Is the recession over already? It is according to one of the oldest surveys in manufacturing. It’s called the PMI (Purchasing Management Index), and it has been published monthly for more than 70 years by the group that represents the purchasing managers of the United States.
Formerly the National Association of Purchasing Managers, it has, as of January, been renamed the Institute for Supply Management (ISM). Its latest survey strongly suggests that the economy in general and manufacturing in particular have not only bottomed out, but are poised for some pretty strong growth — starting now.
The PMI was established back in 1931 and has been continuously reporting data based upon a survey of members who are responsible for everything from lubricants to capital spending. The latest numbers, from February, are heartening indeed. The PMI showed growth for the fourth consecutive month with a clear trend upward in February.
The manufacturing sector, however, showed the biggest surprises. After 18 months of contraction, manufacturing registered its first growth rating with a rating for new orders at 62.8 for February. The rating system used by ISM is based on percentages of respondents who say “better, worse or same” in answer to questions about new orders, employment, deliveries and so on.
The PMI for February indicates that the economy grew during the month with an index of 54.7 percent. That is the first month of definite and significant growth after a year and a half of decline. It’s also significant, ISM notes, when compared to January’s 49.9 percent. A reading above 50 has usually meant the sector is expanding and below means it is contracting. In other words, the factories and shops of the country have been quietly expanding in terms of business activity for more than two months. The lowest point in the ISM survey for the past year was in October 2001 when the PMI hit 39.5.
In terms of the economy as a whole, a PMI above 42.7 generally means expansion. It has been above that level for four months now and this has led ISM and others to up their forecast numbers for the rest of the year.
“The past relationship between the PMI and the overall economy indicates a 3.5 percent growth rate in GDP for 2002,” says Norbert J. Ore, CPM, chairman of the ISM manufacturing business survey committee and group director strategic sourcing and procurement for Georgia Pacific Corporation. “However,” he concludes, “if the February numbers hold, that rate estimate would be 4.4 percent.”
Other organizations have raised their outlook numbers accordingly, including major banks and the Fed. Perhaps they also read the more detailed parts of the ISM survey about manufacturing in particular, for those numbers are even more dramatic.
That 62.8 number for new manufacturing orders in February was up from 55.3 in January and 55.5 in December of 2001, following 48.4 in November. In other words, the last two months have seen manufacturing business conditions improve markedly from the low points of last year. Production figures in the survey reflected this and were up in a comparable way.
Various economists and assorted pundits have been trying to explain this seemingly quick turnaround from 9/11 and from the recession by suggesting that “new tools of the financial world” are somehow to be credited with the rapid recovery. Others note that the “consumer never really left the shopping malls.” Still others credit the Fed and its ability to dampen “irrational exuberance” for a year, only to turn on the money spigot for a year following. May I suggest a far simpler explanation?

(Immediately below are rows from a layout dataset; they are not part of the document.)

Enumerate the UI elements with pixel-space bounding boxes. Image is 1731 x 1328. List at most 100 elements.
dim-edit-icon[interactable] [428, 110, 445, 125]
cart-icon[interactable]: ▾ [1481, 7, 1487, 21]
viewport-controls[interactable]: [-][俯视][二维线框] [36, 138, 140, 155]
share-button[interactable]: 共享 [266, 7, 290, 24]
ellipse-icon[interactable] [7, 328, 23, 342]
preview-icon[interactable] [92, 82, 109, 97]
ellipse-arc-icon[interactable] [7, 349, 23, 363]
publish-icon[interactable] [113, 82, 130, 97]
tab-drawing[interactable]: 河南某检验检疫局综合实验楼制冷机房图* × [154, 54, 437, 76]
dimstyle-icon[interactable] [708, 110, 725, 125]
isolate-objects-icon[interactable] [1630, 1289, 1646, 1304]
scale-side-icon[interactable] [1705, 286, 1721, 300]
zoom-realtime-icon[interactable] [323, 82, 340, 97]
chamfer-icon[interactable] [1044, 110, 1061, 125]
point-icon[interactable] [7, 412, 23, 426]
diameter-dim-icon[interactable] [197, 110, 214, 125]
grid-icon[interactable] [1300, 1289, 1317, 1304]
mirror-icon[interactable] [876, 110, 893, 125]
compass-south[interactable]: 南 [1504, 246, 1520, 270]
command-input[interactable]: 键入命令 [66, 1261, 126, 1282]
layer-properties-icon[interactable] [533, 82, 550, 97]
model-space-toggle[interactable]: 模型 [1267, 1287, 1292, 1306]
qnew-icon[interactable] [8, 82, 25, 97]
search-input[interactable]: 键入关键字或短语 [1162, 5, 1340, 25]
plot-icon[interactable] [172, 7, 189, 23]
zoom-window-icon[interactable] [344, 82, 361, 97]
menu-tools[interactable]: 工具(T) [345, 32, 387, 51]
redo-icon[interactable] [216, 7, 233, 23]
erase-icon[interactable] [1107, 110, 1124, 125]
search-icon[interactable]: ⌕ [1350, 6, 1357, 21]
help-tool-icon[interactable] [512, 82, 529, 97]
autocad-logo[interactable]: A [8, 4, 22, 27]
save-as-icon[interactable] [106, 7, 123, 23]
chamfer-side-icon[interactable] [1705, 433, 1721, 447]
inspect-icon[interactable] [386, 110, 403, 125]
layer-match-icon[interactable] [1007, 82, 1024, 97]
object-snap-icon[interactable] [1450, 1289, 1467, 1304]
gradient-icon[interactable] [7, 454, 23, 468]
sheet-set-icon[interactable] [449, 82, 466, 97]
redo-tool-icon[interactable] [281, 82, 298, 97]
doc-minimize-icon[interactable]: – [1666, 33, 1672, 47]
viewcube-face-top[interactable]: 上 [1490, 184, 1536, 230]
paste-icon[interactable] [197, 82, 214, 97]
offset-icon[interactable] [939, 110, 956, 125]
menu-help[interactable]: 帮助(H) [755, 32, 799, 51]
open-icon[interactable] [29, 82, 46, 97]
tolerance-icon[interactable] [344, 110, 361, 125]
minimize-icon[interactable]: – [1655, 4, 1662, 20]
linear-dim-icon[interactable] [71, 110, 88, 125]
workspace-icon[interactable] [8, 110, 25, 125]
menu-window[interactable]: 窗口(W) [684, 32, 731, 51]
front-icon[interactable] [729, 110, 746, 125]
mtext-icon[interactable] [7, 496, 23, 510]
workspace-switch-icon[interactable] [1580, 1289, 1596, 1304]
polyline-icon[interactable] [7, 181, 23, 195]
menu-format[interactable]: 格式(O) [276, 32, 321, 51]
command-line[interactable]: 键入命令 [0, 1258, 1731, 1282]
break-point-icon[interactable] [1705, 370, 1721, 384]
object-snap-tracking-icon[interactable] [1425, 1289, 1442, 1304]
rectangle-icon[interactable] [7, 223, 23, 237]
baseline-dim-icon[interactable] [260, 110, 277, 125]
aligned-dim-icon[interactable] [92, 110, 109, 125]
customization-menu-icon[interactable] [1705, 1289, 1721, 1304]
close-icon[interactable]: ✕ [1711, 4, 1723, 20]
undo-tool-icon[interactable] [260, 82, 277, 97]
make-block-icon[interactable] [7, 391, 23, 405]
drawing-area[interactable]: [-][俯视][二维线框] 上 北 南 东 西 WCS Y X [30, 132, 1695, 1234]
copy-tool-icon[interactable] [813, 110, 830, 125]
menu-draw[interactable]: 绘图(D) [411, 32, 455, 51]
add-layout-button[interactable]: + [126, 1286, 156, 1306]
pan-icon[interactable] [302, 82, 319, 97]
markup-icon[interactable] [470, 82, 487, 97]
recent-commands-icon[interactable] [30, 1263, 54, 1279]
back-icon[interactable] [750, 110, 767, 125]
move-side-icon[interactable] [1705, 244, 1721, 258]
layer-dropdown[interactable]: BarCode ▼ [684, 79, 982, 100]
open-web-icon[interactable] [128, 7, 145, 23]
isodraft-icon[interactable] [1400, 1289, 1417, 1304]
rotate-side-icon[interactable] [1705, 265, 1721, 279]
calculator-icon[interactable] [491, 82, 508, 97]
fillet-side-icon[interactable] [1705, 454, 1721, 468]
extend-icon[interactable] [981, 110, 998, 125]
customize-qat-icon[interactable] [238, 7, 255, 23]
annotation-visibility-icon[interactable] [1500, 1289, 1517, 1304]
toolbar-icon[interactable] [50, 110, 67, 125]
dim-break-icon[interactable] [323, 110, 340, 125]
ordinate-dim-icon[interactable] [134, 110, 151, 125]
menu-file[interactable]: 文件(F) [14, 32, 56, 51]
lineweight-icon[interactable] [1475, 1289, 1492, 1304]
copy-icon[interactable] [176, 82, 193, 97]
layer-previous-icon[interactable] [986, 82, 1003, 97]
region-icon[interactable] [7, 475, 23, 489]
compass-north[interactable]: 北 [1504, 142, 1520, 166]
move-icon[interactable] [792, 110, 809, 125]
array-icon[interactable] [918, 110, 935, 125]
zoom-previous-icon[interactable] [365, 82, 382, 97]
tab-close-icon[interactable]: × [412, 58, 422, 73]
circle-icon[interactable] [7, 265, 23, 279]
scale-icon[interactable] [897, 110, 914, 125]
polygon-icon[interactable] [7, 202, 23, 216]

It is this. Manufacturing in America today is a matter of super-fast teams of professionals and highly skilled workers. Inventory management in industry in particular is a modern science.
Manufacturing engineering is a highly developed art when it comes to creative production process development. Manufacturing companies big and small have learned a lot — and well — over the past few decades. Their preparedness shows it. Their response times show it.
And soon their bottom lines will show it as well. No group is more tuned in to what its markets need and want than modern manufacturing. Use of technology related to automation and quality control allows manufacturers to respond with speeds unheard of a few years ago.
Seems to me that most Americans from all walks of life are largely ignorant of the essence of any modern economy. It’s you and your company, your industries, that make the world we call “modern,” modern.
Financial tools help. A wise Fed leadership helps. So do good schools and safe environments. Movies and television and theme parks are fun, and let’s all love the consumer. But none of that is possible without a successfully managed manufacturing core in a free market economy.